2 - Do those who wield political power have the moral right to do things which other people do not have the moral right to do? If so, from whom and how did they acquire such a right?

Yes, as provided for under the previous question. De facto rights from their new position of power and divine rights from God.

3 - Is there any process by which human beings can transform an immoral act into a moral act (without changing the act itself)?

Yes.

Moral productivity can allow the same act to be moral or immoral. For example, being an ineffective surgeon might be immoral because you might just be killing lots of people, but a skilled surgeon doing the same things might be moral because they save lots of lives.

However, as previously discussed under section 1, different degrees of moral productivity can be seen as fundamentally different actions. Building widgets quickly can be seen as the same or a different action compared to building widgets slowly, depending on how you define terms.

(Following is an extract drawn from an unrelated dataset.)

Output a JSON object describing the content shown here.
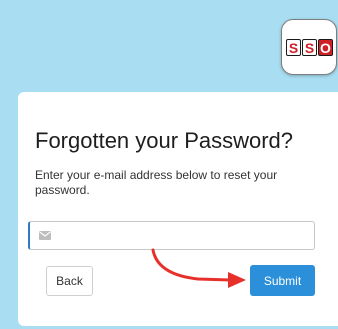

Sanctification is the process through which God makes things good. The doctrine of <a href="https://carm.org/dictionary-hypostatic-union">Hypostatic Union says Jesus Christ is both man and God. Jesus declared all foods clean. Jesus declared healing the sick on the sabbath moral, although it's less clear whether he actually made that act moral or simply revealed the assumed immorality of the act to be faulty from the beginning. Jesus also declared additional moral responsibilities, arguably making previously morally neutral things now morally bad.

Under the possibility that God grants moral license to democratic leaders, it's unclear whether voters are considered partially responsible for that grant. Not in the sense that the voters are the origin or even capable of granting that license, but in the sense that if they had selected someone else God would have as well, so voters may be said to have some explaining power or influence on the outcome.

4 - When law enforcers use force in the name of government, do they bear the same responsibility for their actions that anyone else would who did the same thing on his own?

No. What do we mean by bearing responsibility? We see special treatment of military and cops all the time.

Second, in the divine sense the agents of government have some privileges, but are also susceptible to greater standards of judgement. However, some of the divine rights stuff becomes unclear when dealing with the democratic model, and even less clear when dealing with the anarcho-capitalist model of private law and security.

5 - When there is a conflict between an individual's moral conscience and the commands of a political authority, is the individual morally obligated to do what he personally views as wrong in order to obey the law?

Only in the case that the individual is wrong. If the individual correctly believes that the law is morally wrong then they have a moral license to disobey, although they may not have a practical ability to do so. On the other hand, it might be the case that the person believes a law to be immoral when it is in fact objectively moral, in which case they have no license to disobey although they may believe otherwise.